I've got a feeling that life prolongation is morally wrong, Sirhan. I'm not passing judgment on you, just stating that
I
think it's wrong for
me
. It's immoral because it blocks up the natural order, keeps us old cobweb strands hanging around and getting in you young things' way. And then there are the theological questions. If you try to live forever, you never get to meet your maker.”

“Your maker? Are you a theist, then?”

“I—think so.” Pamela is silent for a minute. “Although there are so many different approaches to the subject that it's hard to know which version to believe. For a long time, I was secretly afraid your grandfather might actually have had the answers. That I might have been wrong all along. But now—” She leans on her cane. “When he announced that he was uploading, I figured out that all he really had was a life-hating antihuman ideology he'd mistaken for a religion. The rapture of the nerds and the heaven of the AIs. Sorry, no thanks. I don't buy it.”

“Oh.” Sirhan squints out at the cloudscape. For a moment, he thinks he can see something in the distant mist, an indeterminate distance away—it's hard to distinguish centimeters from megameters, with no scale indicator and a horizon a continental distance away—but he's not sure what it is.
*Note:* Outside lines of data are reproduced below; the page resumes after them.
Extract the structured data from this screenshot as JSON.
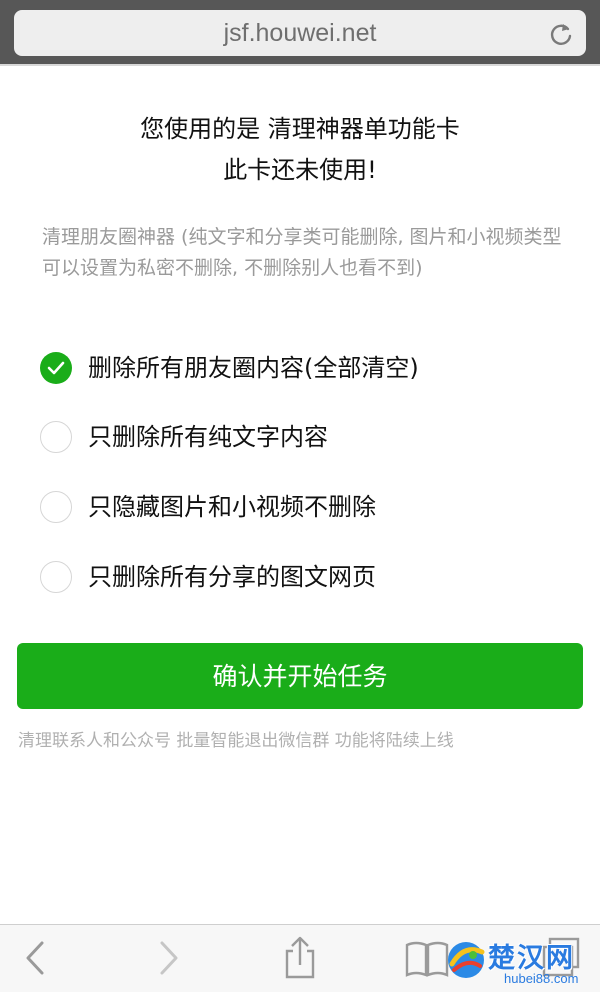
{
  "browser": {
    "url": "jsf.houwei.net"
  },
  "header": {
    "line1": "您使用的是 清理神器单功能卡",
    "line2": "此卡还未使用!"
  },
  "description": "清理朋友圈神器 (纯文字和分享类可能删除, 图片和小视频类型可以设置为私密不删除, 不删除别人也看不到)",
  "options": [
    {
      "label": "删除所有朋友圈内容(全部清空)",
      "checked": true
    },
    {
      "label": "只删除所有纯文字内容",
      "checked": false
    },
    {
      "label": "只隐藏图片和小视频不删除",
      "checked": false
    },
    {
      "label": "只删除所有分享的图文网页",
      "checked": false
    }
  ],
  "confirm_button": "确认并开始任务",
  "footnote": "清理联系人和公众号 批量智能退出微信群 功能将陆续上线",
  "toolbar_icons": [
    "back-icon",
    "forward-icon",
    "share-icon",
    "bookmarks-icon",
    "tabs-icon"
  ],
  "watermark": {
    "text_cn": "楚汉网",
    "text_en": "hubei88.com"
  },
  "colors": {
    "accent": "#1aad19",
    "topbar": "#575757",
    "muted_text": "#9a9a9a"
  }
}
Maybe another city, mollusk-curved and sprouting antennae, a strange tail of fabricator nodes wavering below and beneath it. Then a drift of cloud hides it for a moment, and, when it clears, the object is gone. “What's left, then? If you don't really believe in some kind of benign creator, dying must be frightening. Especially as you're doing it so slowly.”

Pamela smiles skeletally, a particularly humorless expression. “It's perfectly natural, darling! You don't need to believe in God to believe in embedded realities. We use them every day, as mind tools. Apply anthropic reasoning and isn't it clear that our entire universe is probably a simulation? We're living in the early epoch of the universe. Probably this”—she prods at the spun-diamond inner wall of the bubble that holds in the precarious terrestrial atmosphere, holding out the howling cryogenic hydrogen and methane gales of Saturn—“is but a simulation in some ancient history engine's panopticon, rerunning the sum of all possible origins of sentience, a billion trillion megayears down the line. Death will be like waking up as someone bigger, that's all.” Her grin slides away. “And if not, I'll just be a silly old fool who deserves the oblivion she yearns for.”